The ability to communicate across linguistic and cultural borders is a life-skill, not solely an academic pursuit. Language skills are not only valuable if fluency is achieved. I recently discovered this to my relief when my taxi to the airport in Salzburg was pulled over by the police and I was left in the middle of nowhere with a plane to catch. Language skills are life skills. Even basic language competency makes navigating the 21st century much easier. How could that be anything but an asset to the individual and to humanity?

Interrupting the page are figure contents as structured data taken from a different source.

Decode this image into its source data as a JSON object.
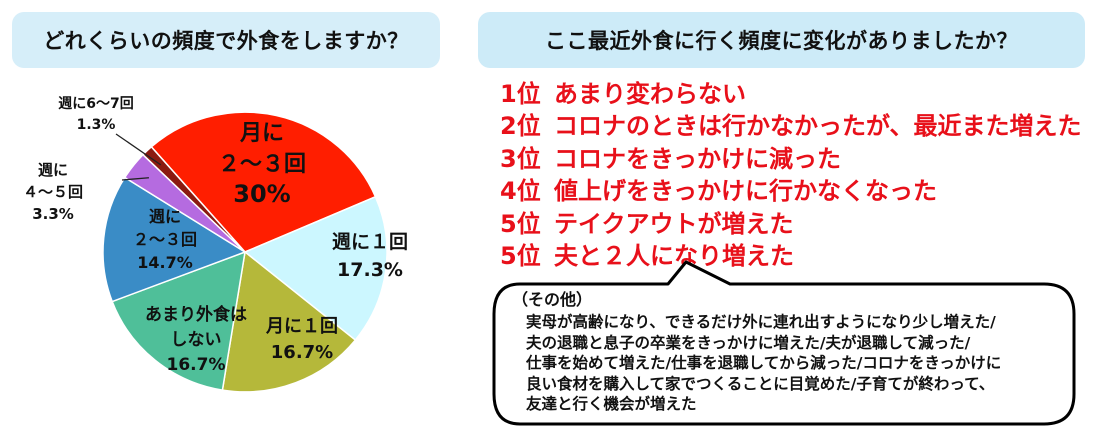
{
  "chart_data": {
    "type": "pie",
    "title": "どれくらいの頻度で外食をしますか？",
    "slices": [
      {
        "label_lines": [
          "月に",
          "２～３回"
        ],
        "value_text": "30%",
        "value": 30.0,
        "color": "#ff1e00"
      },
      {
        "label_lines": [
          "週に１回"
        ],
        "value_text": "17.3%",
        "value": 17.3,
        "color": "#ccf7ff"
      },
      {
        "label_lines": [
          "月に１回"
        ],
        "value_text": "16.7%",
        "value": 16.7,
        "color": "#b5b83a"
      },
      {
        "label_lines": [
          "あまり外食は",
          "しない"
        ],
        "value_text": "16.7%",
        "value": 16.7,
        "color": "#4fbf99"
      },
      {
        "label_lines": [
          "週に",
          "２～３回"
        ],
        "value_text": "14.7%",
        "value": 14.7,
        "color": "#3a8cc6"
      },
      {
        "label_lines": [
          "週に",
          "４～５回"
        ],
        "value_text": "3.3%",
        "value": 3.3,
        "color": "#b56be0"
      },
      {
        "label_lines": [
          "週に6～7回"
        ],
        "value_text": "1.3%",
        "value": 1.3,
        "color": "#8b1a10"
      }
    ]
  },
  "right_panel": {
    "title": "ここ最近外食に行く頻度に変化がありましたか？",
    "ranking": [
      {
        "position": "1位",
        "text": "あまり変わらない"
      },
      {
        "position": "2位",
        "text": "コロナのときは行かなかったが、最近また増えた"
      },
      {
        "position": "3位",
        "text": "コロナをきっかけに減った"
      },
      {
        "position": "4位",
        "text": "値上げをきっかけに行かなくなった"
      },
      {
        "position": "5位",
        "text": "テイクアウトが増えた"
      },
      {
        "position": "5位",
        "text": "夫と２人になり増えた"
      }
    ],
    "other": {
      "title": "（その他）",
      "lines": [
        "実母が高齢になり、できるだけ外に連れ出すようになり少し増えた/",
        "夫の退職と息子の卒業をきっかけに増えた/夫が退職して減った/",
        "仕事を始めて増えた/仕事を退職してから減った/コロナをきっかけに",
        "良い食材を購入して家でつくることに目覚めた/子育てが終わって、",
        "友達と行く機会が増えた"
      ]
    }
  }
}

Working with SCILT affords me the opportunity to advocate for the benefits of multilingual societies across the entire Scottish nation and beyond. Our work with learners, teachers, families and community stakeholders is driven by the belief that a muti-lingual approach is socially just, and places high value on the skills that pluri-lingual people bring with them to their learning experience. Our approach to the learning and teaching of Arabic embodies these ideals. Importantly, our learning and teaching approaches offer a positive view of modern Arab life as well as drawing on rich historical heritage, thereby promoting inclusion and valuing diversity. Our program encourages learners to embrace the Arab world: it demystifies Arabic language and cultures as experienced here in our local communities and across the world; it encourages them to make links between Arabic and other languages they know and use. In other words, it enables Scotland’s children and young people to develop linguistic and communicative skills in the world’s fifth most spoken language and encourages them to recognise the commonalities in language, culture, and identity that link us all as citizens of the world.
The languages we use are at our very core. They are our mechanism for communicating who we are to those around us. They record our past, describe our pressent, and express our aspirations for the future. The most important thing we can do for learners is to create safe spaces for them to understand and develop their own linguistic identity, and appreciate how that allows them to relate to the world around them. I am so proud that SCILT can support educators to deliver a language-rich, culturally diverse education that every 21st century learner deserves.
Fhiona Mackay is the director of Scotland’s National Centre for Languages (SCILT) and the Confucius Institute for Scotland’s Schools (CISS) at the University of Strathclyde where she is a Principal Teaching Fellow. Joining SCILT in 2012 from her previous role at Education Scotland, Fhiona works with a wide range of national agencies and international partners to promote and support language learning across Scotland in schools and communities.Fhiona recognises the importance of collaboration and the sharing of ideas, strategies, and research as a way of empowering members of the language community. In this way, she believes, we can ensure that languages are seen as key skills for life in a locally interdependent world and contribute to the development of a more inclusive and tolerant society.
Leading the SCILT/CISS, Fhiona sets the strategic direction of the organisation in full collaboration with the team. A passionate advocate for languages, , wherever they are spoken, used and learned across Scotland and beyond, she is equally avowed of the importance of high-quality professional learning and knowledge exchange for the teaching profession as key to continuously improving the learning experience of children and young people.